In this 5-year update of ECHELON-2, frontline treatment of patients with PTCL with A+CHP continues to provide clinically meaningful improvement in PFS and OS versus CHOP, with a manageable safety profile, including continued resolution or improvement of peripheral neuropathy.
摘要:
对于外周T细胞淋巴瘤(PTCL)患者,使用环磷酰胺一线治疗的结果,阿霉素,长春新碱,和泼尼松(CHOP)或CHOP样疗法通常较差。ECHELON-2研究表明,本妥昔单抗vedotin加环磷酰胺,阿霉素,对于全身性间变性大细胞淋巴瘤或其他CD30阳性PTCL患者的一线治疗,泼尼松(A+CHP)在每次独立中心审查中的无进展生存期(PFS)均具有统计学上的优势,并且与CHOP相比,总体生存期的改善也在统计学上优于CHOP.

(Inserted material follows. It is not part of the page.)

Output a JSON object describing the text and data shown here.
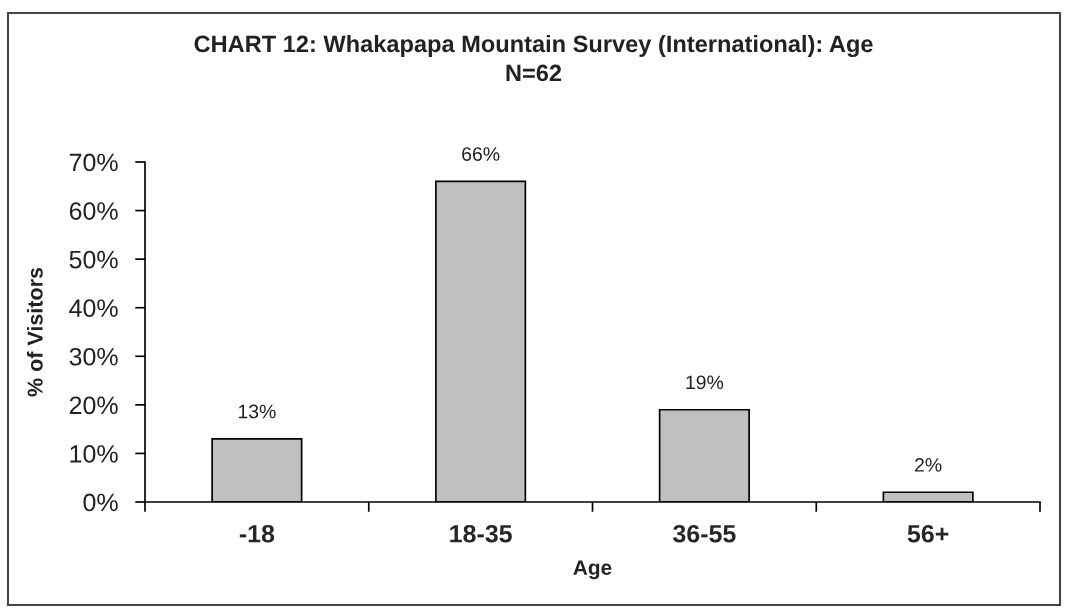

ECHELON-2是双盲,双假人,随机化,安慰剂对照,主动比较器第三阶段研究。我们提出了ECHELON-2研究的探索性更新,包括意向治疗分析组中每名研究者的5年PFS分析.
总共452名患者被随机(1:1)分为六个或八个周期的A+CHP(N=226)或CHOP(N=226)。中位随访时间为47.6个月,A+CHP的5年PFS率为51.4%[95%置信区间(CI):42.8%至59.4%],CHOP的5年PFS率为43.0%(95%CI:35.8%至50.0%)(风险比=0.70;95%CI:0.53-0.91),A+CHP组的5年总生存率(OS)为70.1%(95%CI:63.3%~75.9%),CHOP组为61.0%(95%CI:54.0%~67.3%)(风险比=0.72;95%CI:0.53~0.99).PFS和OS在关键亚组之间通常是一致的。A+CHP组72%(84/117)的患者和CHOP组78%(97/124)的患者周围神经病变得到解决或改善。在复发并随后接受本妥昔单抗vedotin的患者中,A+CHP后接受本妥昔单抗vedotin治疗的客观缓解率为59%,CHOP后接受本妥昔单抗vedotin治疗的客观缓解率为50%.
在ECHELON-2的5年更新中,用A+CHP治疗PTCL患者的一线治疗继续在PFS和OS方面与CHOP相比提供有临床意义的改善。具有可管理的安全性,包括周围神经病变的持续消退或改善。
ECHELON-2是双盲,双假人,随机化,安慰剂对照,主动比较器第三阶段研究。我们提出了ECHELON-2研究的探索性更新,包括意向治疗分析组中每名研究者的5年PFS分析.
总共452名患者被随机(1:1)分为六个或八个周期的A+CHP(N=226)或CHOP(N=226)。中位随访时间为47.6个月,A+CHP的5年PFS率为51.4%[95%置信区间(CI):42.8%至59.4%],CHOP的5年PFS率为43.0%(95%CI:35.8%至50.0%)(风险比=0.70;95%CI:0.53-0.91),A+CHP组的5年总生存率(OS)为70.1%(95%CI:63.3%~75.9%),CHOP组为61.0%(95%CI:54.0%~67.3%)(风险比=0.72;95%CI:0.53~0.99).PFS和OS在关键亚组之间通常是一致的。A+CHP组72%(84/117)的患者和CHOP组78%(97/124)的患者周围神经病变得到解决或改善。在复发并随后接受本妥昔单抗vedotin的患者中,A+CHP后接受本妥昔单抗vedotin治疗的客观缓解率为59%,CHOP后接受本妥昔单抗vedotin治疗的客观缓解率为50%.
在ECHELON-2的5年更新中,用A+CHP治疗PTCL患者的一线治疗继续在PFS和OS方面与CHOP相比提供有临床意义的改善。具有可管理的安全性,包括周围神经病变的持续消退或改善。